Acordo. Pelos vãos da choça, a alva derrama
como em fitas de cor, seus cabelos de chama.
Rodopiando no vento o arvoredo frufrulha
vendo-se, pelos vãos, a montanha cerúlea
onde o sol escorreu, em laivos de ouro e cobre.

Na manhã tropical, borrifada de orvalho
e manchada de terra, ou nestes coloridos
caminhos que percorro a pé, sem agasalho,
parece que inauguro os meus cinco sentidos!
Há uma flor que me diz bom-dia em cada galho.

Ah! devo descender de algum Anacreonte
anônimo, de pés no chão, sapatos rotos,
que se nutriu de mel lírico e gafanhotos,
frutos tintos de sol, água pura de fonte,
satisfeito com o seu pequenino horizonte.
Não sei o que mais ame: água, frutos ou pássaros.

E então digo, ao meu eco: Ó Deus, ó estrela, ó vento,
eu vim buscar, aqui, um pouco de silêncio
para ver se ainda curo as feridas enormes
que a angústia de pensar me abriu no pensamento.

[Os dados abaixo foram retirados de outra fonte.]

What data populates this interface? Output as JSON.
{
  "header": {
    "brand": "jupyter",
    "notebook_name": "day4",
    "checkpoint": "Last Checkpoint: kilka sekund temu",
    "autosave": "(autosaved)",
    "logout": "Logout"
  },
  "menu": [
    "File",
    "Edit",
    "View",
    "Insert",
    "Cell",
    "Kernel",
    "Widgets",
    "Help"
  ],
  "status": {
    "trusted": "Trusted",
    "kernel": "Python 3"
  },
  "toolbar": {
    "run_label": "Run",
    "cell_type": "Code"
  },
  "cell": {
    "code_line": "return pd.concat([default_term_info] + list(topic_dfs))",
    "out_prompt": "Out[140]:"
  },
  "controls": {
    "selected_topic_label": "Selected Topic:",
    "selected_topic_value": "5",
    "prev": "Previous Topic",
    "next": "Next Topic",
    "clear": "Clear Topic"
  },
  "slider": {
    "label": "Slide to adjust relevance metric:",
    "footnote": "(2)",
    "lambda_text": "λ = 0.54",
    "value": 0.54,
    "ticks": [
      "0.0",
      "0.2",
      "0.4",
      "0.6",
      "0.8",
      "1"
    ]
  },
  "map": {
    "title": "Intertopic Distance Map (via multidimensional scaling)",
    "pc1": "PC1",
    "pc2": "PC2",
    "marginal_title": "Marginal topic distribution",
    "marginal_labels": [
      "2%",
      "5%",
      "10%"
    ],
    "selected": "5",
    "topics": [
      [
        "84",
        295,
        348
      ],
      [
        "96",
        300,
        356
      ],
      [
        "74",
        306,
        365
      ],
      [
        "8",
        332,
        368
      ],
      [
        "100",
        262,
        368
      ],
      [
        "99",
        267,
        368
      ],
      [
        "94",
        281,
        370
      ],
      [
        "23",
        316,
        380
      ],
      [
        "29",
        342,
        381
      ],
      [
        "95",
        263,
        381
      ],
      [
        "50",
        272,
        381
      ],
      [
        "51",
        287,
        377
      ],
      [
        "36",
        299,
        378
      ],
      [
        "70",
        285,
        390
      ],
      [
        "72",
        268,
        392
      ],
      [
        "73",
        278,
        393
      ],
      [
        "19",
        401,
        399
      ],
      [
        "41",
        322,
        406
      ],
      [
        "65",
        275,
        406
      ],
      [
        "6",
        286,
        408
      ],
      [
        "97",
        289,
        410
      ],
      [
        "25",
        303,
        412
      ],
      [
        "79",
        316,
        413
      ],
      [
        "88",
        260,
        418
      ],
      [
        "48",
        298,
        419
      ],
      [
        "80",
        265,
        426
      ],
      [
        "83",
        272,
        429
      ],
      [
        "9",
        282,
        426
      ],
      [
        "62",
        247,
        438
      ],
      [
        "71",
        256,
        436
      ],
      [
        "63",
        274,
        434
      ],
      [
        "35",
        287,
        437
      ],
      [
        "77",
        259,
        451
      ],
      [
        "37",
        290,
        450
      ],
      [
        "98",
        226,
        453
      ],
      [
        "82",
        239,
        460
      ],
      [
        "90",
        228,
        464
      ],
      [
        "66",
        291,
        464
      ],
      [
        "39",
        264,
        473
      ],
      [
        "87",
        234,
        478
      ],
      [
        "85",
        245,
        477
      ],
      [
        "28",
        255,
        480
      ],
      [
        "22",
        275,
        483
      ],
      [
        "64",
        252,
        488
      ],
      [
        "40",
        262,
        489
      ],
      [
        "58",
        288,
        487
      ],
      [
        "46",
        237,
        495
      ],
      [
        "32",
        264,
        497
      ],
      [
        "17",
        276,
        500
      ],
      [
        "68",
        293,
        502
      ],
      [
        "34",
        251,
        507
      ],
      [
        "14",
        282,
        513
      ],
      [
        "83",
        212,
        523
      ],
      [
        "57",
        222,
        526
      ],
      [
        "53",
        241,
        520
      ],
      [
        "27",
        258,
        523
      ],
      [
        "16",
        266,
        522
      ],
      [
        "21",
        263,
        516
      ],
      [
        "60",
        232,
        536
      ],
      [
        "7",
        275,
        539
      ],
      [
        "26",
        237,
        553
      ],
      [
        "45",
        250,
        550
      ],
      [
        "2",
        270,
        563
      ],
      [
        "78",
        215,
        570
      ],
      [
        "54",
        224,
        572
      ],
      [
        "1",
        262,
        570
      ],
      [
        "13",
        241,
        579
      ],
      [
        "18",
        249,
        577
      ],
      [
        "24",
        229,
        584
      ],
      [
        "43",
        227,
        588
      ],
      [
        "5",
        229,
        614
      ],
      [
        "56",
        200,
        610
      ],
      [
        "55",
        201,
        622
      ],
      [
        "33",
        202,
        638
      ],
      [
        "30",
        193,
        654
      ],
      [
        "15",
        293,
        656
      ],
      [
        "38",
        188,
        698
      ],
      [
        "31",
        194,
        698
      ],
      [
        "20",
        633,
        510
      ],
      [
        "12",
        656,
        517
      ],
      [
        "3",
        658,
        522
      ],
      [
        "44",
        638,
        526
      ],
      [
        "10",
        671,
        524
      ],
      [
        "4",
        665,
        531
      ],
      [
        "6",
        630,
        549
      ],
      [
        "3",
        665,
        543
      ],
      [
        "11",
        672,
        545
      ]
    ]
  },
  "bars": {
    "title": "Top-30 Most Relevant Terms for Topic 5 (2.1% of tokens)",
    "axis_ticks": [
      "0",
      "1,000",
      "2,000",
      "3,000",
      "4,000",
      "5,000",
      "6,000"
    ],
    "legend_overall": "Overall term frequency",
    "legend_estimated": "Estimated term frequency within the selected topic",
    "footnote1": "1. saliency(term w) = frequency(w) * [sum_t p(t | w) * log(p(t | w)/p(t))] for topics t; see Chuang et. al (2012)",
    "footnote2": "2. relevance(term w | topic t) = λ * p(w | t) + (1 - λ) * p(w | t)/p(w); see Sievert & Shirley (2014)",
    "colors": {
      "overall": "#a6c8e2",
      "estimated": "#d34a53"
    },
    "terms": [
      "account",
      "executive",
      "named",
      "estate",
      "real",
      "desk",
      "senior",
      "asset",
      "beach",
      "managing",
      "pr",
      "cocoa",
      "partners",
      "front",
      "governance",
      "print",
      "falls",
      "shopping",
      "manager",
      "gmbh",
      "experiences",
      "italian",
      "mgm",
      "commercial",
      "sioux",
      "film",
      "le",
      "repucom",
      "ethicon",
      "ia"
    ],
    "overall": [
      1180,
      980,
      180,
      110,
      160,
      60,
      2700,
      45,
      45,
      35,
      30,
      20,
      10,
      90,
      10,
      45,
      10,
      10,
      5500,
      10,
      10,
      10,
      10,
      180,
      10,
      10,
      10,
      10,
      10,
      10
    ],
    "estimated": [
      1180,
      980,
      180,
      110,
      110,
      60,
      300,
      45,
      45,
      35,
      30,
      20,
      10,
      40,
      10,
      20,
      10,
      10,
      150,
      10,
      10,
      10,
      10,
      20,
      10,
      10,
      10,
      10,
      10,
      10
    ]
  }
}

Não sei o que mais ame: água, frutos ou pássaros.
Só sei que sinto em mim o agreste encanto
de aqui viver, bebendo orvalho e ouvindo as coisas
as lindas coisas que me diz a alma confusa
toda enredada de cipós, do próprio mato:
o choro tagarela de um regato,
uma cigarra que cem vezes recomeça
sua clara canção intermitente
até ficar chorando escandalosamente. . .

E quando a noite vem, numerosa, selvagem,
a minha alma descansa em seus beijos eólios;
e pelos vãos da choça, através da folhagem,
são as estrelas a inocência dos meus olhos.